We introduce WMGStereo, a procedural dataset generator specifically optimized for zero-shot stereo matching performance. Using our generator, we create and release WMGStereo-150k, a new training dataset for stereo matching.
If you find WMGStereo useful for your work, please consider citing our academic paper:
David Yan,
Alexander Raistrick,
Jia Deng
@misc{yan2025proceduraldatasetgenerationzeroshot,
title={What Makes Good Synthetic Training Data for Zero-Shot Stereo Matching?},
author={David Yan and Alexander Raistrick and Jia Deng},
year={2025},
eprint={2504.16930},
archivePrefix={arXiv},
primaryClass={cs.CV},
url={https://arxiv.org/abs/2504.16930},
}
To populate the Infinigen submodule, run
git submodule init
git submodule update
Symlink or copy the stereo modification code by running
ln -s stereo_examples infinigen-module/stereo_examples
Then, install Infinigen by running
conda create --name infinigen python=3.11
conda activate infinigen
cd infinigen-submodule
pip install -e ".[dev,terrain,vis]"
Inside the infinigen-submodule directory, you can run the following commands to generate scenes. To modify data generation settings, the main relevant configs and driver scripts are in stereo_examples.
Generate indoor scenes:
python -m infinigen.datagen.manage_jobs --output_folder {OUTPUT_FOLDER} --num_scenes {N} --configs singleroom trailer_video floating_solve floating --pipeline_configs local_256GB.gin stereo blender_gt.gin indoor_background_configs.gin --pipeline_overrides get_cmd.driver_script=stereo_examples.generate_floating iterate_scene_tasks.n_camera_rigs=20 iterate_scene_tasks.n_subcams=2 --overrides compose_indoors.animate_cameras_enabled=False render_image.use_dof=False camera.spawn_camera_rigs.n_camera_rigs=20 compute_base_views.min_candidates_ratio=2 compose_indoors.restrict_single_supported_roomtype=True
Generate dense floating/flying scenes:
python -m infinigen.datagen.manage_jobs --output_folder {OUTPUT_FOLDER} --num_scenes {N} --wandb_mode offline --configs flying.gin --pipeline_configs local_256GB.gin stereo_video.gin blender_gt.gin indoor_background_configs.gin --pipeline_overrides get_cmd.driver_script=stereo_examples.generate_flying iterate_scene_tasks.frame_range=[1,200] iterate_scene_tasks.view_block_size=1000 iterate_scene_tasks.cam_block_size=25 --overrides compose_indoors.animate_cameras_enabled=False render_image.use_dof=False
Generate nature scenes:
python -m infinigen.datagen.manage_jobs --output_folder {OUTPUT_FOLDER} --num_scenes {N} --configs high_quality_terrain.gin noisy_video.gin nature_stereo --pipeline_configs local_256GB stereo_video.gin cuda_terrain blender_gt.gin --pipeline_overrides get_cmd.driver_script=stereo_examples.generate_nature iterate_scene_tasks.frame_range=[1,50] iterate_scene_tasks.view_block_size=1000 iterate_scene_tasks.cam_block_size=25 --warmup_sec 2000 --cleanup big_files
The experiments/data in the paper were generated wih an older version of Infinigen. For reproducibility, we provide our code in infinigen-old-exp. To generate data, follow installation instructions inside infinigen-old-exp/docs/Installation.md and run the same commands from infinigen-old-exp.

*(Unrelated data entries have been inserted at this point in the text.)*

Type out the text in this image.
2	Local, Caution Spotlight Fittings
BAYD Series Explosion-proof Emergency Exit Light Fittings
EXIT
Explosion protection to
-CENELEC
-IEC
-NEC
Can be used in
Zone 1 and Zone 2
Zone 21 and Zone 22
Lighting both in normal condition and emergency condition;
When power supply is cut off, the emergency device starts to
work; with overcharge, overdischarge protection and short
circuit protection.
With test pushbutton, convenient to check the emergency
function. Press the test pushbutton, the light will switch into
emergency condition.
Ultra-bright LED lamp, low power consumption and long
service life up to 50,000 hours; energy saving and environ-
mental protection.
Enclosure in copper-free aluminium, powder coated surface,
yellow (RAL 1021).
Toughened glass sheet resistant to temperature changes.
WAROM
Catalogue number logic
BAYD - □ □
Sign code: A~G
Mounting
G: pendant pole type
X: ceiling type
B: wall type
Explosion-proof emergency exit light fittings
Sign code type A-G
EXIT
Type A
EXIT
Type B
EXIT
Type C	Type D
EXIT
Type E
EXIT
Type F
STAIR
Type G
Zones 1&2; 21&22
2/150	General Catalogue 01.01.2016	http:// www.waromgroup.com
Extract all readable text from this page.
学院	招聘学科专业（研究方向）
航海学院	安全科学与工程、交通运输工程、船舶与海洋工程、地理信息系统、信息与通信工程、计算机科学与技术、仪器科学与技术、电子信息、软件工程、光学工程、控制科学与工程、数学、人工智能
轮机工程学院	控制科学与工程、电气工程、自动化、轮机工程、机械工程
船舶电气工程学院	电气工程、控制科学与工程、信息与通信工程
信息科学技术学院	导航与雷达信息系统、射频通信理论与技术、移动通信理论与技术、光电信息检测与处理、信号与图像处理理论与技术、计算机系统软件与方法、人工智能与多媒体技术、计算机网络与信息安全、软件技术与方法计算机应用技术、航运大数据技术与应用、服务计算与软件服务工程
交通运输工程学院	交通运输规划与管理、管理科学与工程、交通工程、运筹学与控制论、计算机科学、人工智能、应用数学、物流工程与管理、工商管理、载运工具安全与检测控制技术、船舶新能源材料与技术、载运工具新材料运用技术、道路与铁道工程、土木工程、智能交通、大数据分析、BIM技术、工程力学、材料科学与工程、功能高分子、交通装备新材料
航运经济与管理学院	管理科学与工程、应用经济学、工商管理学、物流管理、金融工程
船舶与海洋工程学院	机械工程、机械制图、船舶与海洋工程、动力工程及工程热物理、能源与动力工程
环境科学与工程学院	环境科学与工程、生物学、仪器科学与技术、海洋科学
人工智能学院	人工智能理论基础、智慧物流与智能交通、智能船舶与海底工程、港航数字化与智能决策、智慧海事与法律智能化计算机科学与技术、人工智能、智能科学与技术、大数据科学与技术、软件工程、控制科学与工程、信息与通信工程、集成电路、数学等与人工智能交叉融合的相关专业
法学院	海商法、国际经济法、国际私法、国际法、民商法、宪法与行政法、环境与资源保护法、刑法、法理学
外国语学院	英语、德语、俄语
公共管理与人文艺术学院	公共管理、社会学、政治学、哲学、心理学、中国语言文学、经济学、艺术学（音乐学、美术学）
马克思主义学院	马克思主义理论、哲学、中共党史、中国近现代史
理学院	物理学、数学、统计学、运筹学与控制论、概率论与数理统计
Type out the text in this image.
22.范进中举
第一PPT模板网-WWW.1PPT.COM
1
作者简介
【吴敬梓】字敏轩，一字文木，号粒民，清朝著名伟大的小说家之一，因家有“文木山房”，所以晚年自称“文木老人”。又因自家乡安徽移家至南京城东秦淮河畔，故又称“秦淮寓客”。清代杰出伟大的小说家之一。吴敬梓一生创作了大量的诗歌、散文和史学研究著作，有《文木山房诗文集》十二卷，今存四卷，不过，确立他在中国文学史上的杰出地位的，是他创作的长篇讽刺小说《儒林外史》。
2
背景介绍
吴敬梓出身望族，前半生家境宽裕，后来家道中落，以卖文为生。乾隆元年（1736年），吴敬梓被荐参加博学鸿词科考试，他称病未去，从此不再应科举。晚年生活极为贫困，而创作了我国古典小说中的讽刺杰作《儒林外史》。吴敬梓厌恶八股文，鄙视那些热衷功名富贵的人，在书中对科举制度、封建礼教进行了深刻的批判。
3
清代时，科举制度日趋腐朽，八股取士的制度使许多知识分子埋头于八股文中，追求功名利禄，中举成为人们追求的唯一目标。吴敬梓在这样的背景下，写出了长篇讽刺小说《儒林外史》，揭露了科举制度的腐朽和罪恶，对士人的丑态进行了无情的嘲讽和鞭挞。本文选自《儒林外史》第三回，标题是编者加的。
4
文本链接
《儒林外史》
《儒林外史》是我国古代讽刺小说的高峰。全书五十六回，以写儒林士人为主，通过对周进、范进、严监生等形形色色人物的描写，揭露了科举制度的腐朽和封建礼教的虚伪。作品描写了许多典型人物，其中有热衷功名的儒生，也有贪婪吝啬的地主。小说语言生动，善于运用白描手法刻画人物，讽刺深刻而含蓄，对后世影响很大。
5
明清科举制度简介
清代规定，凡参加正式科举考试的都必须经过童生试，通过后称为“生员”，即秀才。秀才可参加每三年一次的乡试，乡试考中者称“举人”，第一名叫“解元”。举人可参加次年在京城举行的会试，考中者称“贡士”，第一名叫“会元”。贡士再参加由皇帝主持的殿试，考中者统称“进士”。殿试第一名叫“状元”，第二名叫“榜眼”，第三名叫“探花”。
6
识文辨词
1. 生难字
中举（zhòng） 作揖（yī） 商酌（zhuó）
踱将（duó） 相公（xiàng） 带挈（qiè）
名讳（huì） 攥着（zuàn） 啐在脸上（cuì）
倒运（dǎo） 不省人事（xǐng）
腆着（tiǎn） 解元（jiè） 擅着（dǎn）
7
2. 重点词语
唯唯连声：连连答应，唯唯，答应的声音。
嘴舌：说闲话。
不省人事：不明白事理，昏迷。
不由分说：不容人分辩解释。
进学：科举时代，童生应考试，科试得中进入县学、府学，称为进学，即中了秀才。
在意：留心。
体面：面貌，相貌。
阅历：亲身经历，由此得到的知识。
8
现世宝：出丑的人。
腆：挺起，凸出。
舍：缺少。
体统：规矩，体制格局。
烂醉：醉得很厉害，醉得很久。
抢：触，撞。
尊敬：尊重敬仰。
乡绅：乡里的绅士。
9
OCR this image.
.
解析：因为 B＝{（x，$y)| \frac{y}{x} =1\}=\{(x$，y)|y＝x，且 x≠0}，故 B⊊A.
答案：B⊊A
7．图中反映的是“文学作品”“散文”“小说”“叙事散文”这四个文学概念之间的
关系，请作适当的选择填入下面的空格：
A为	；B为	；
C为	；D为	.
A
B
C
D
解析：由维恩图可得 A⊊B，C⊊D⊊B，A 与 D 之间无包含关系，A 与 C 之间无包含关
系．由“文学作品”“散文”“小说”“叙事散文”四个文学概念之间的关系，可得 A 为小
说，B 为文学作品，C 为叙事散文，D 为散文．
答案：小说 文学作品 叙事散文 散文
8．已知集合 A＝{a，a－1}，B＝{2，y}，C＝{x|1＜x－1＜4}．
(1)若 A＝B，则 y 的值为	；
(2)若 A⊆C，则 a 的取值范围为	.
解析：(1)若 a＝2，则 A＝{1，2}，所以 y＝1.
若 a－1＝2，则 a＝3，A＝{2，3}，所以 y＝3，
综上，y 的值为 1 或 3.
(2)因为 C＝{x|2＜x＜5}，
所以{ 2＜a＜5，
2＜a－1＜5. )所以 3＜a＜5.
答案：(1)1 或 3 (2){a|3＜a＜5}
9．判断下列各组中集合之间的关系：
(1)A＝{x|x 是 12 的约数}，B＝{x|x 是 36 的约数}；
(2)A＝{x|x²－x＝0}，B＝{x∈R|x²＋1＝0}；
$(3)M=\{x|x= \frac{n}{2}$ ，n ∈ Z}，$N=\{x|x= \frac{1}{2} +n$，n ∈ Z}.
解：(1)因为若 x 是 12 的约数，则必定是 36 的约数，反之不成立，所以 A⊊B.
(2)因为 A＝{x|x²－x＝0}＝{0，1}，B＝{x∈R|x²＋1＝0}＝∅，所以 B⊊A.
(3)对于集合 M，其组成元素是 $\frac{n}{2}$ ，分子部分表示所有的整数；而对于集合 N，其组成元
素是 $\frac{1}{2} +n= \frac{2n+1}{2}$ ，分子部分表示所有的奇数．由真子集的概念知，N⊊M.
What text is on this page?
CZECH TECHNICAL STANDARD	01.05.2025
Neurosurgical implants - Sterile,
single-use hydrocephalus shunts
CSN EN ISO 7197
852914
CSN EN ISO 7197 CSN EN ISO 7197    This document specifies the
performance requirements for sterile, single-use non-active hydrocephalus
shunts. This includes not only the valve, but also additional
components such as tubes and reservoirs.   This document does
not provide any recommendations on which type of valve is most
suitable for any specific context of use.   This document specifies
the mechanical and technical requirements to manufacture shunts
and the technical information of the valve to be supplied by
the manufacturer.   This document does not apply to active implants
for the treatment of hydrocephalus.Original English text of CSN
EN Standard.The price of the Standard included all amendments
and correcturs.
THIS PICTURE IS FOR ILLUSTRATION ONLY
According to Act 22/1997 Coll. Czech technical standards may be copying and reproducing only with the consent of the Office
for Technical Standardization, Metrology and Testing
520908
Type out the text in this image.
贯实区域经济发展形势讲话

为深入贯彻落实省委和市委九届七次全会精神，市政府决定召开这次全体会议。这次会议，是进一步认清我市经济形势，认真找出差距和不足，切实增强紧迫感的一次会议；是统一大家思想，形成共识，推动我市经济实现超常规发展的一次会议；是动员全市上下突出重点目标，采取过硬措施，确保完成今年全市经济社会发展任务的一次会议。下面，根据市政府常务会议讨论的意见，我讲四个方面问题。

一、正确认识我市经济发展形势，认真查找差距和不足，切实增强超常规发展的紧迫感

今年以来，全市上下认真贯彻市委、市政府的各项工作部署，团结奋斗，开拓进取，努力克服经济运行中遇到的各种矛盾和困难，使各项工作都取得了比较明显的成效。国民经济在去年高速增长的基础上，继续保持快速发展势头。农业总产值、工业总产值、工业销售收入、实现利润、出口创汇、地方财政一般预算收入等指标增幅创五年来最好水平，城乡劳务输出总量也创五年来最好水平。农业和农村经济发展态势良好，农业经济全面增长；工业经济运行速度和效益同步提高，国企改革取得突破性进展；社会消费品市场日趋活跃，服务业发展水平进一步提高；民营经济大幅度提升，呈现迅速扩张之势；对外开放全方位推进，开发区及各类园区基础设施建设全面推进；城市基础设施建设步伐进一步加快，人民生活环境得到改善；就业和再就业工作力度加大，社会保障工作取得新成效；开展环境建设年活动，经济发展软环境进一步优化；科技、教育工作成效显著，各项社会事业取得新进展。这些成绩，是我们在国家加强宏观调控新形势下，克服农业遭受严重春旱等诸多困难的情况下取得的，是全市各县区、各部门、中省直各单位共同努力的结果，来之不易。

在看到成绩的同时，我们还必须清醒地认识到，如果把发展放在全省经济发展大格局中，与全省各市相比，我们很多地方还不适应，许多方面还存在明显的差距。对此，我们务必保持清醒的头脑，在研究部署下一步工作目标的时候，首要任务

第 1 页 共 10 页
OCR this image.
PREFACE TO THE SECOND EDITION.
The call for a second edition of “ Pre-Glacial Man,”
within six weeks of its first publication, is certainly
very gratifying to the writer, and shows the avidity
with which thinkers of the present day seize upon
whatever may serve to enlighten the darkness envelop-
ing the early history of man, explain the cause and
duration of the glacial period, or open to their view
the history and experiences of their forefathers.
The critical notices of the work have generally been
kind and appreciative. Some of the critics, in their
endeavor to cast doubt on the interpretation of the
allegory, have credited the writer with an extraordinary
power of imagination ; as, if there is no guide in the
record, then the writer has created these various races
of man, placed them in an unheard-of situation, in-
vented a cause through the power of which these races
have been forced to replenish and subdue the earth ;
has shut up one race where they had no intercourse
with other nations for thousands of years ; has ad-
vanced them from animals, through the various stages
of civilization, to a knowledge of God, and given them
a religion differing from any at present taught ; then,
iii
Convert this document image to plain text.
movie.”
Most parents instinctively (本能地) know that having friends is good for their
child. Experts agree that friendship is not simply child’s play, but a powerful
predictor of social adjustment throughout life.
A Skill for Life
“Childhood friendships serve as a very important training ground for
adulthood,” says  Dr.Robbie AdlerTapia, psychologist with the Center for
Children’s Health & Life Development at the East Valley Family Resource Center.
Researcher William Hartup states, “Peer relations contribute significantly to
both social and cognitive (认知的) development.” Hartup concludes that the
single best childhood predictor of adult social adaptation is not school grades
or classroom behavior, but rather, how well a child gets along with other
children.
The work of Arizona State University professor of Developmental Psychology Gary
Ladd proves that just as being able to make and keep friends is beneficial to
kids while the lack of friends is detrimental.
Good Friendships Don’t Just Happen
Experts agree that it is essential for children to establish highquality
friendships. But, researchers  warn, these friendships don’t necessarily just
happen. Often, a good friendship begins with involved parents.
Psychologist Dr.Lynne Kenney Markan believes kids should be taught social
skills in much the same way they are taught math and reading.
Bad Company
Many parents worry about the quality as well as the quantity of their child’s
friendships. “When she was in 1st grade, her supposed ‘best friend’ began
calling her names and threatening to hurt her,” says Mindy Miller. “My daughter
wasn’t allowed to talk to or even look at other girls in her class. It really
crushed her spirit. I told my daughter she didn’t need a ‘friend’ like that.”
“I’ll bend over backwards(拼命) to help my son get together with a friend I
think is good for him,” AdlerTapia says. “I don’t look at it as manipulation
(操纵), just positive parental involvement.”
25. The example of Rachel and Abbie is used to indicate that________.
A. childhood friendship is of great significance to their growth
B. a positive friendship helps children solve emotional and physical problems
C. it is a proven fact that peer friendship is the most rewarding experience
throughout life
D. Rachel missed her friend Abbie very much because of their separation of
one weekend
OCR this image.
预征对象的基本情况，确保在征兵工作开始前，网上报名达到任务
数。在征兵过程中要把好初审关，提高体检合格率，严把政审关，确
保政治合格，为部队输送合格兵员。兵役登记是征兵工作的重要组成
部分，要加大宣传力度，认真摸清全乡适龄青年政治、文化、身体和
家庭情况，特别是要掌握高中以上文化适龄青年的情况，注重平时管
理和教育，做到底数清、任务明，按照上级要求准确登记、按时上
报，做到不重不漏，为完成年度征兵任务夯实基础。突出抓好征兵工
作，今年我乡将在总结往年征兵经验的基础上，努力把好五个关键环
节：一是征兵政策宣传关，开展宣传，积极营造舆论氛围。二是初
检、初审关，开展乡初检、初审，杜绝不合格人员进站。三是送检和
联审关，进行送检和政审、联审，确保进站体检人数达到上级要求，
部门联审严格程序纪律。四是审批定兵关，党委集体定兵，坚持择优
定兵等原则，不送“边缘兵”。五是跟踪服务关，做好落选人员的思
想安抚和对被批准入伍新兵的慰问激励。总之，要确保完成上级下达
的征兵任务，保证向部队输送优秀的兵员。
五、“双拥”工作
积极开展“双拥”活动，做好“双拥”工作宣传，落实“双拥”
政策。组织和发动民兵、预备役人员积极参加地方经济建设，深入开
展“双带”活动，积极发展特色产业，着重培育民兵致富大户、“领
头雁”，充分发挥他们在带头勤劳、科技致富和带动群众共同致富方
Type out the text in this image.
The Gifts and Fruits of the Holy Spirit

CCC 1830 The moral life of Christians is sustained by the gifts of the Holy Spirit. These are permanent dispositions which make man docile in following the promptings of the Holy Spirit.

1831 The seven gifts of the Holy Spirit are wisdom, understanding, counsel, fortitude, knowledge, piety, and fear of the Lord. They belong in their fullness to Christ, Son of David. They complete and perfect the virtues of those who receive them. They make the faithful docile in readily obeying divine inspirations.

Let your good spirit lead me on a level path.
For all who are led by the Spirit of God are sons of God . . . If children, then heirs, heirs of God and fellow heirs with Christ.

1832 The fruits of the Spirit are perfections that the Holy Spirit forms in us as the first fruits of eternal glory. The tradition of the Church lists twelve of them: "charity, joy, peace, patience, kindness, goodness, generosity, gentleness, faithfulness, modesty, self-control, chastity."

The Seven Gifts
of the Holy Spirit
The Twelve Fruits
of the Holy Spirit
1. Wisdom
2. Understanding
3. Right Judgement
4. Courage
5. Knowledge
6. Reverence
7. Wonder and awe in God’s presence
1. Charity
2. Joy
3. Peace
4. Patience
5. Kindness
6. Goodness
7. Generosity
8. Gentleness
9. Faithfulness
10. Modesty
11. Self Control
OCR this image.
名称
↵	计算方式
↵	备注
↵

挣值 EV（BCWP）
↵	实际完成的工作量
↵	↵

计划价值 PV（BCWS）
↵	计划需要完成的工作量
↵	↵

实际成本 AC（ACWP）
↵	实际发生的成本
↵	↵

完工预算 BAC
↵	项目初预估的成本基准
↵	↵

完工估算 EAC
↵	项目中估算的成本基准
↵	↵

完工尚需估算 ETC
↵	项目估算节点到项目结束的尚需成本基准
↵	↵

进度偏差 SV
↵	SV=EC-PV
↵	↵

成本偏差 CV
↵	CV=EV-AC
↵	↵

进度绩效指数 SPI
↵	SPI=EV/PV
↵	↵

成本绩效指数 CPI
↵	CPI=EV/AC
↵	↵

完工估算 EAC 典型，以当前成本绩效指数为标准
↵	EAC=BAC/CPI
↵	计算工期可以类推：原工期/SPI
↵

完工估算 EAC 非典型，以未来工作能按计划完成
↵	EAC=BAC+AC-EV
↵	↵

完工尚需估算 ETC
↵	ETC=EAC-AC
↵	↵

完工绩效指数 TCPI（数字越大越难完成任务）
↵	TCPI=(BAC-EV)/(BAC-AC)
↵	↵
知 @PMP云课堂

Our dataset is now available on HuggingFace. You can download it with the command
pip install huggingface-cli
huggingface-cli download pvl-lab/WMGStereo --repo-type dataset
The dataset file structure is as follows:
.
└── WMGStereo/
├── indoor/
│ └── seed_num/
│ └── frames/
│ ├── Image/
│ │ ├── camera_0
│ │ └── camera_1
│ ├── camview/
│ │ ├── camera_0
│ │ └── camera_1
│ ├── disparity/
│ │ └── camera_0
│ ├── occ_mask/
│ │ └── camera_0
│ └── sky_mask/
│ └── camera_0
├── flying/
│ └── ...
└── nature/
└── ...
Camera 0 and 1 correspond to left and right camera frames, respectively.
We provide disparity, occlusion, sky-region masks for the left camera.
camview contains .npz files that contain a dictionary with indices K, T, HW, corresponding to calibration, translation, and resolution matrices.